The further down the crypto rabbit hole you delve, the more you realize that it has the potential to reshape our relationship with fundamental concepts like currency, financial value, and digital communities, not to mention basic democracy, truth, and law.
Of course, when tackling such a mind-bending subject, it is best to start with the most popular crypto projects – such as Ethereum.
While Bitcoin is the largest decentralized network by market capitalization and enjoys mainstream fame, Ethereum is only occasionally mentioned, despite being by quite a margin the second largest crypto network in existence.
Once you understand more about Ethereum and how it operates, you will stand a far better chance of developing your knowledge base of the crypto ecosystem.
This is a quick explanation of how Ethereum works:
What is Ethereum?
Ethereum is an open-source and decentralized blockchain network that uses the ETH token to power it.
The Ethereum network is decentralized because it doesn’t actually exist – at least not in one place. Unlike other digital networks that can be sourced to single batches of servers and are directly policed by their engineers, the Ethereum network exists on countless thousand computers worldwide, otherwise referred to as nodes.
These nodes ensure the network stays online, making Ethereum incredibly difficult to attack, tamper with, or censor. After all, the network will technically exist unless you destroy every single node.
In layman’s terms, Ethereum can be viewed as a huge digital ecosystem with its own internal economy. The ETH token serves as the currency, and there are countless projects built on top of the base layer – including Metaverse projects, decentralized finance, NFT markets, and games.
Of course, as a result of this huge popularity and market cap within the crypto sphere, ETH is widely regarded as a desirable cryptocurrency to trade and invest in. If you are interested in monitoring the price of ETH, check out an Ethereum live price index.
Is Ethereum the same as Bitcoin?
In short?

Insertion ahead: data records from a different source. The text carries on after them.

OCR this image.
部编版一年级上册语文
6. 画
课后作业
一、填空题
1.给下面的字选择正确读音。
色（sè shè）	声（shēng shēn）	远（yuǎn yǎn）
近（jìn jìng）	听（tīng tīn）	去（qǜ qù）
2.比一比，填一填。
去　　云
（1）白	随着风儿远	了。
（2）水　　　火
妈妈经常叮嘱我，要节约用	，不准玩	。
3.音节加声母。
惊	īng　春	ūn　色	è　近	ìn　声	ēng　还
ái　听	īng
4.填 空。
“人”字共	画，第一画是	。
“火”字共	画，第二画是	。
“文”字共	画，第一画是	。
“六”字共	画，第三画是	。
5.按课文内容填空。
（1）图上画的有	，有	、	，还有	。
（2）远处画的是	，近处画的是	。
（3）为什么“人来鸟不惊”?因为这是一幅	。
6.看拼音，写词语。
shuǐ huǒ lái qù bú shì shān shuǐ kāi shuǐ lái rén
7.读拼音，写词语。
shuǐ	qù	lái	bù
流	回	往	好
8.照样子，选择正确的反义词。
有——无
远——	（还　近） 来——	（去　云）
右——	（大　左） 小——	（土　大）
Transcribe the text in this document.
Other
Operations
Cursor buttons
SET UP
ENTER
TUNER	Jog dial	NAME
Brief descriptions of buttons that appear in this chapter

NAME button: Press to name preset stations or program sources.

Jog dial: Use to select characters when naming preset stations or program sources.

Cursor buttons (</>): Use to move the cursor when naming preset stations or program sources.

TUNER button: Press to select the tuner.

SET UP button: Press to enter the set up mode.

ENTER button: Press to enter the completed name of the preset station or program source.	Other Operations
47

No.
While many casual observers perceive Bitcoin and Ethereum to be direct rivals (and thus taking Bitcoin’s far larger market share as an indication that it has won), this is inaccurate and slightly unfair to Ethereum.
The two decentralized networks fulfill two separate purposes. While Bitcoin can be perceived as the future of currency, a store of value, and a store of energy, Ethereum could be seen as the future of the internet.
Although this is a generalization, it highlights just how different the two largest cryptocurrencies are.
This is why Ethereum’s ‘weaknesses’ compared to Bitcoin are not weaknesses and vice versa. For example, Ethereum uses a Proof of Stake consensus mechanism rather than Bitcoin’s Proof of Work. Members of the crypto community argue about which is better, but ultimately, they fulfill different use cases.
How does the underlying network operate?
Rather than relying on third parties to form decisions and ensure the network is functioning correctly, Ethereum uses smart contracts. These contracts essentially place an agreement between two parties into code, thereby sealing it forever.
The network will then form a consensus to act on that agreement, thereby ensuring it is valid without needing a third party.